Mind you, I kept sweeping - but suddenly I was aware of the fact that I was indeed without pants in full view of the neighbors. And that I had just moments before been spraying the deck with the hose, also pants-less. It will come as no surprise to you that half of my neighbors really don't like me. The other half park in front of my house. So.

ANYWAY as I stood there in my nude colored lace thong I realized that A. From a distance I looked completely naked from the waist down and B. I should have just called and had someone come clean again. That I was - in every way - a total failure at cleaning my house.
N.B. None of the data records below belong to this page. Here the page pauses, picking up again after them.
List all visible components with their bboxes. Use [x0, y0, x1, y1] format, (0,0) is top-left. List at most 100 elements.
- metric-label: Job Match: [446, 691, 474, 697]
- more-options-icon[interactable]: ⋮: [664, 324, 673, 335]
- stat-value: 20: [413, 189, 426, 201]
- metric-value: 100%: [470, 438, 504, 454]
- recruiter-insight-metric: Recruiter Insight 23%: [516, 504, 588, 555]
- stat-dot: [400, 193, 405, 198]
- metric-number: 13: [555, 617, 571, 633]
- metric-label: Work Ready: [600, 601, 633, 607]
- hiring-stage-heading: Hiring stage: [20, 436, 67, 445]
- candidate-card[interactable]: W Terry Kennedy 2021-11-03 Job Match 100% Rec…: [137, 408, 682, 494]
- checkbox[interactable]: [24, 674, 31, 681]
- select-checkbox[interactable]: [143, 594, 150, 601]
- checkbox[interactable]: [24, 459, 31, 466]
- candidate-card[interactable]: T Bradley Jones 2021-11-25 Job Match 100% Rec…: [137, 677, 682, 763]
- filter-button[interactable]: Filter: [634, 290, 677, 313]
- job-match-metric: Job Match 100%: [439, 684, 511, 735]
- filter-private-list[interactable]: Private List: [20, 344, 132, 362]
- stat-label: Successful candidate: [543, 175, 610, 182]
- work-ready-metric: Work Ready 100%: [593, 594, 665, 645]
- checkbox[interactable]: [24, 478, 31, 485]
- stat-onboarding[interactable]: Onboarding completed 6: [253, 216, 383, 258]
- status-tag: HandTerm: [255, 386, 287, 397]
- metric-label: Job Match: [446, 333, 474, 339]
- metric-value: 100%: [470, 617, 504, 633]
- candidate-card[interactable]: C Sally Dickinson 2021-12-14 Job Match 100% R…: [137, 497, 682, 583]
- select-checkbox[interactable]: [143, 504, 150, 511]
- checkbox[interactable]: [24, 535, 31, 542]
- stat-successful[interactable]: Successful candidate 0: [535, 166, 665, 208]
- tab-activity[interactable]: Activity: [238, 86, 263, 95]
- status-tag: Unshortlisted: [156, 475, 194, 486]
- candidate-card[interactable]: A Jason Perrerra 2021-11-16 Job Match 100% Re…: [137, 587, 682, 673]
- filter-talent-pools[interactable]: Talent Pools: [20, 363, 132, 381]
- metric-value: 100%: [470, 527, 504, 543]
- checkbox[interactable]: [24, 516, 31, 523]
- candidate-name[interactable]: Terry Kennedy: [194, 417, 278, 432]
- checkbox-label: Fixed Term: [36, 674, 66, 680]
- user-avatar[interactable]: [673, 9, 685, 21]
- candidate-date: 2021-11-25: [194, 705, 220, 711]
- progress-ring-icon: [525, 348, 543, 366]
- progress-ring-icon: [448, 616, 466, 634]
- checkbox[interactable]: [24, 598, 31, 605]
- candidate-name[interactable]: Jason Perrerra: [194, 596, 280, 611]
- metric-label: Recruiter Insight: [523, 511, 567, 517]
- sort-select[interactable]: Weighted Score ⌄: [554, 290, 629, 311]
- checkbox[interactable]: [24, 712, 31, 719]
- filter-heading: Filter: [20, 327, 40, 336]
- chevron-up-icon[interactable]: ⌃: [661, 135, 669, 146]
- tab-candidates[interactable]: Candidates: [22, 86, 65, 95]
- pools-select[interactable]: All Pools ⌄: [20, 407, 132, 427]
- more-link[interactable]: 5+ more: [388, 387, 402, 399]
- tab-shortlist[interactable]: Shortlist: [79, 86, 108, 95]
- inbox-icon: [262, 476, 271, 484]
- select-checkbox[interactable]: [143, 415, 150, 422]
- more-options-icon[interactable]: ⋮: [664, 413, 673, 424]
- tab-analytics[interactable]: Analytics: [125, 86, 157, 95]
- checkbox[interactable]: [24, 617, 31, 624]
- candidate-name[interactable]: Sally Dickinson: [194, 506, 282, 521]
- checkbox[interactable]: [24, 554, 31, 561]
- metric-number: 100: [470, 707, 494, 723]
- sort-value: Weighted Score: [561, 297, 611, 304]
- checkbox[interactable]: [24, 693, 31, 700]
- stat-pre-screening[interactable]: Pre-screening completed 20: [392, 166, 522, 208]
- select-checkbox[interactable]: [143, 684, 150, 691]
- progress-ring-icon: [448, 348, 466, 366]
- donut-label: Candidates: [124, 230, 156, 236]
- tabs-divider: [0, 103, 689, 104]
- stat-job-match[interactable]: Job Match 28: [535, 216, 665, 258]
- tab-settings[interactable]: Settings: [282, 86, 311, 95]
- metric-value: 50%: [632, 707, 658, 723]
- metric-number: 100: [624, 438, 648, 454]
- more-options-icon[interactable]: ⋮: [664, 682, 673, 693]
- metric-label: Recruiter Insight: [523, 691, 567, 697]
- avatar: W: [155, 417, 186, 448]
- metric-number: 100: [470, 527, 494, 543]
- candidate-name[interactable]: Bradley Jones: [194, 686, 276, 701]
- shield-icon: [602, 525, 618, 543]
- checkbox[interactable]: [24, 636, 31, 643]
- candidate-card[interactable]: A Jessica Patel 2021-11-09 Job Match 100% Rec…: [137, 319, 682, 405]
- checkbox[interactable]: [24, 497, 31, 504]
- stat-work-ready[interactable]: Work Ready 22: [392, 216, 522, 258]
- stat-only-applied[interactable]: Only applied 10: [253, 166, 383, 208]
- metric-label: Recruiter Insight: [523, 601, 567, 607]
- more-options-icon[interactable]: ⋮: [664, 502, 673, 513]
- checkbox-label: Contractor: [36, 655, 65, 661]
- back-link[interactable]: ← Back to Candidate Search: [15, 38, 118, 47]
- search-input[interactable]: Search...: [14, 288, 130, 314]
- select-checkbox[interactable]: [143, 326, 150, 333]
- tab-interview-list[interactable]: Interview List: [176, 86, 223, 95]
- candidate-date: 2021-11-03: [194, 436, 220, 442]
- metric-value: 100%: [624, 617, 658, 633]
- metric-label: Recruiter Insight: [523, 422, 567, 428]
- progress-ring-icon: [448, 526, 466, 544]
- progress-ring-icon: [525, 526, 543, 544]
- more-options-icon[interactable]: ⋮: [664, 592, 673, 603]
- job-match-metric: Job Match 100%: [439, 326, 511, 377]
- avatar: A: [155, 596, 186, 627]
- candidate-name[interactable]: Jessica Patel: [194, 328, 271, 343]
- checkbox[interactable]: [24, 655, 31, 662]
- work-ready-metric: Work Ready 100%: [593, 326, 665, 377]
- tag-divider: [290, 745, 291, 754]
Not only was my house still dirty, but now I had offended my neighbors again, I was all sweaty from the effort of cleaning in the mid-day heat, and now also wet and streaked with mud from the hosing of the deck.
So I went right into the house and got online and started cruising the household help section of Craigslist (right after a quick glance at the "Best of" and "Missed Connections", natch) and I found a posting from yesterday - a woman who actually listed some references in her ad, and said she was thorough and had experience and I thought "hmmm." It didn't say where she lived, or how much she charged, but I liked her ad. Her name was Katy.

And so I emailed  her. Yes I did. Asked her to email me back with more info. And I felt instantly better. I stood up and practically skipped downstairs to get the mail (after putting some shorts on THANKYOUVERYMUCH).

And in my mailbox was a flyer that had been stuck in there at some point in the previous few minutes. Two sheets of paper, typed, with a business card stapled to the top and a note hand-written on the bottom. From Katy. Yes, the same Katy I had just emailed.
She's my neighbor.
I couldn't make this shit up.
I hope she didn't see me in my underwear. But then again, maybe she did, and that is exactly why she left me a note.......

2 comments:

Stacy Q said...

I saw a plaque that said "My house was clean last week, sorry you missed it."

How do I become friends with your friend who cleans up for you? hee hee! No, I couldn't handle it, really, I totally get embarrassed when friends come over and I can see their eyes going from one pile, to the next, to the counter that is totally covered with stuff that needs to be dealt with...

Judie said...

Some of my friends say that my house is VERY clean. I like those people, but I know that they would not know "clean" if it jumped up and bit their noses off.

No matter what I do, my house always feels dirty to me. I have a sign on Rod's highboy that says, "you may touch my dust, but you may not write in it!" This is no joke.

When you live in the desert, dust is a way of life. When you have two dogs, leaves and seeds all over your tile is a way of life.